Наконец, я дождался. Пришел врач, велел мне нагнуться и долго разглядывал мой задний проход. Оказалось, что это была проверка на гомосексуализм, о чем я, впрочем, узнал лишь гораздо позже. Меня не били. Вообще, изолятор КГБ оставил у меня впечатление уголка Европы в море советских тюрем, изоляторов, лагерей, края которого я успел лишь коснуться...
Меня не били, но я был совершенно готов к этому. Несмотря на наше 'счастливое детство', все мы знали, что нас можно бить. Это знание, мне кажется, было самой фундаментальной характеристикой Сталинской эпохи, и непременно должно быть упомянуто впереди всех остальных. Мы с этим знанием родились и со временем в нем только укреплялись. Мы бывали удивлены, когда оказывалось, что побоев нет в программе. В своих предположениях мы заходили даже дальше палачей и невольно сами подсказывали, чего мы особенно опасаемся.

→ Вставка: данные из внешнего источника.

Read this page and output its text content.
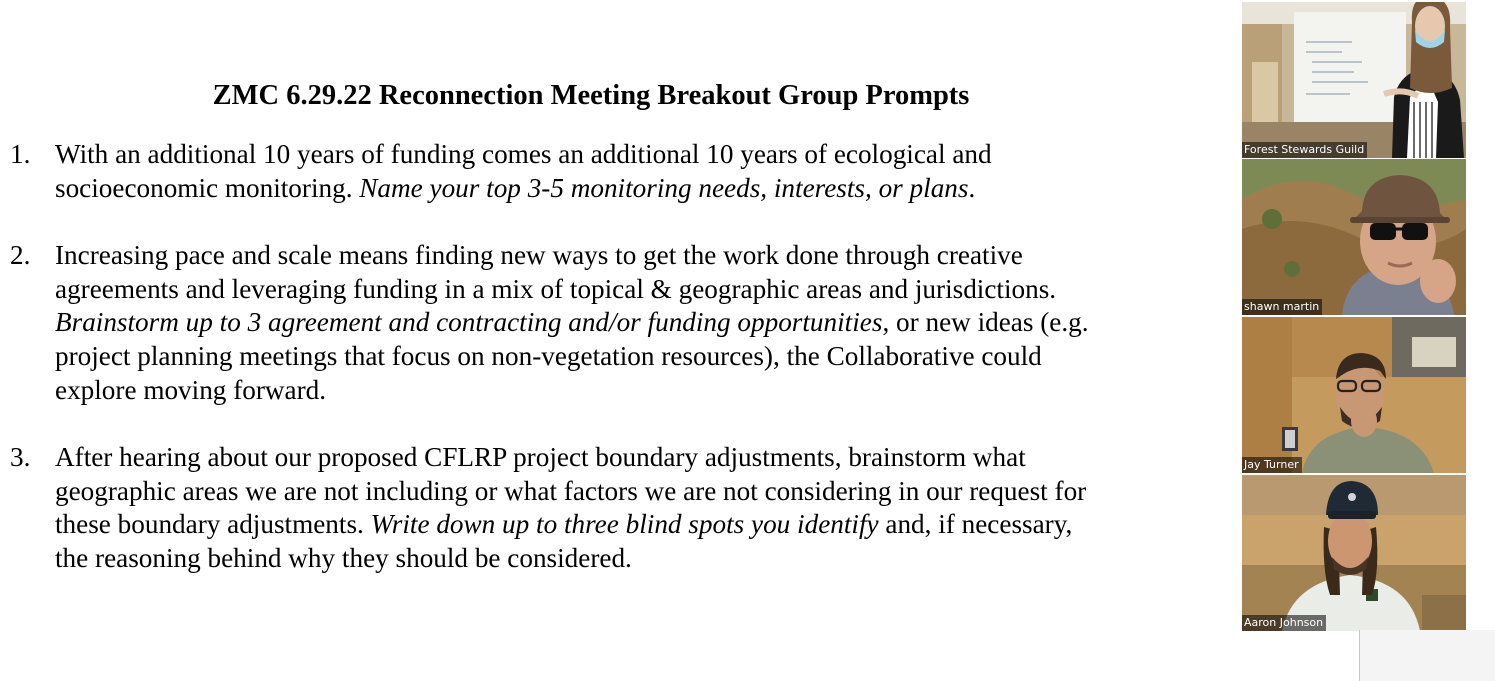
ZMC 6.29.22 Reconnection Meeting Breakout Group Prompts
1. With an additional 10 years of funding comes an additional 10 years of ecological and
socioeconomic monitoring. Name your top 3-5 monitoring needs, interests, or plans.
2. Increasing pace and scale means finding new ways to get the work done through creative
agreements and leveraging funding in a mix of topical & geographic areas and jurisdictions.
Brainstorm up to 3 agreement and contracting and/or funding opportunities, or new ideas (e.g.
project planning meetings that focus on non-vegetation resources), the Collaborative could
explore moving forward.
3. After hearing about our proposed CFLRP project boundary adjustments, brainstorm what
geographic areas we are not including or what factors we are not considering in our request for
these boundary adjustments. Write down up to three blind spots you identify and, if necessary,
the reasoning behind why they should be considered.
Forest Stewards Guild
shawn martin
Jay Turner
Aaron Johnson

Мне уже показывали собственноручное письменное признание Миши Ульмана, но я продолжал упрямиться, пока нам не сделали очную ставку, в ходе которой стало ясно, что больше нечего скрывать. После этого интеллигентный майор Луковский (предварительно объяснив мне, что в моих собственных интересах плакать и прибедняться, а не изображать взрослого идейного борца) передал меня в руки старшего лейтенанта Яроповца. Началась долгая, изматывающая борьба с мало-грамотным лейтенантом, который систематически перевирал мои показания. Несмотря на то, что я часами объяснял ему (вопреки разумному совету майора) нашу коммунистическую программу, он все норовил приписать нам противоестественную симпатию к германскому фашизму и сильно гневался, когда я отказывался подписать.
В один из этих июньских дней меня перевели из одиночной камеры в двойную. Навстречу мне встал с койки высокий, русый студент с очень голубыми глазами, протянул руку, как взрослому, и представился: 'Георгий Ченчик'. Эта сцена навсегда запечатлелась в моей памяти и всплывала каждый раз, когда я читал что-нибудь о давно ушедших в прошлое народниках. Что-то в его сдержанной манере, вежливости, мягкой благожелательной серьезности напоминало российский Х1Х век, русскую классическую литературу, И.С. Тургенева...
А, может быть, все наоборот - все мои впечатления от русской литературы и истории русских революционных движений с тех пор всегда невольно соотносились со светящимся юношеским лицом Георгия. В тюрьме была хорошая библиотека, и за два месяца под его руководством я прочитал много замечательных книг.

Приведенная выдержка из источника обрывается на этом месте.